Sherry sales, I hardly need tell you, are not going in the right direction. Prices are not what they might be and sooner or later even I, a dedicated fan and promoter of Sherry, will stop buying sherry. Permanently. In the meantime I spend more time than is either decent or strictly allowed by timetables defending Sherry to WSET students who dismiss it as “irrelevant” and learn about it only under sufferance. 

A product that is so thoroughly exciting and of such great quality surely deserves recognition and market share. This labelling though really does explain a good deal.  Perhaps the students are right after all. 

If you know what the wine is then the front label does its job well. The Matusalem brand name standing out clearly and legibly. If you don’t know the wine and want to understand how dry, or how sweet, it is before committing around A$40 per half bottle to buying it, then you’d naturally turn to the back label.  In which case I wish you good luck.

Dominated by the certificate of origin and the barcode the back label’s human readable information is in such small type and at such low contrast that it is functionally useless. Yes, I do need glasses for reading but then nearly everyone who is likely to be buying $80 bottles of Sherry will be wearing glasses. Even with the zoom power of an iphone’s camera it is hard to read.  When you do manage to read it, the information is genuinely unhelpful. The students are right. 
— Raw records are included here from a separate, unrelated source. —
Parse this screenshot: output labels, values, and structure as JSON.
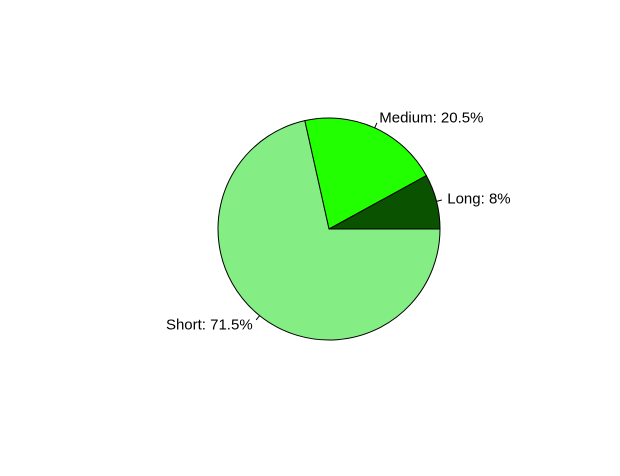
{
  "chart_data": {
    "type": "pie",
    "title": "",
    "direction": "counterclockwise",
    "start_angle_deg": 0,
    "slices": [
      {
        "label": "Long: 8%",
        "category": "Long",
        "value": 8,
        "color": "#0b5200"
      },
      {
        "label": "Medium: 20.5%",
        "category": "Medium",
        "value": 20.5,
        "color": "#22ff00"
      },
      {
        "label": "Short: 71.5%",
        "category": "Short",
        "value": 71.5,
        "color": "#84ee84"
      }
    ],
    "outline_color": "#000000"
  }
}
The back label needs to be something more than a home for a whacking great barcode; it should tell consumers what the wine tastes like, how to serve it and with what food.  Some basic information to get that first sale.  Get that first sale and you’ve likely got a customer for life; this is great value sherry of extraordinary quality.  So why do you make it so hard to buy? It is not as though you are short of it.  

If back label space is at such a premium then perhaps use a QR code to link through to your website.  We’ve all got used to QR codes of late, they are no longer a mystery to anyone.  Unlike the contents of this bottle.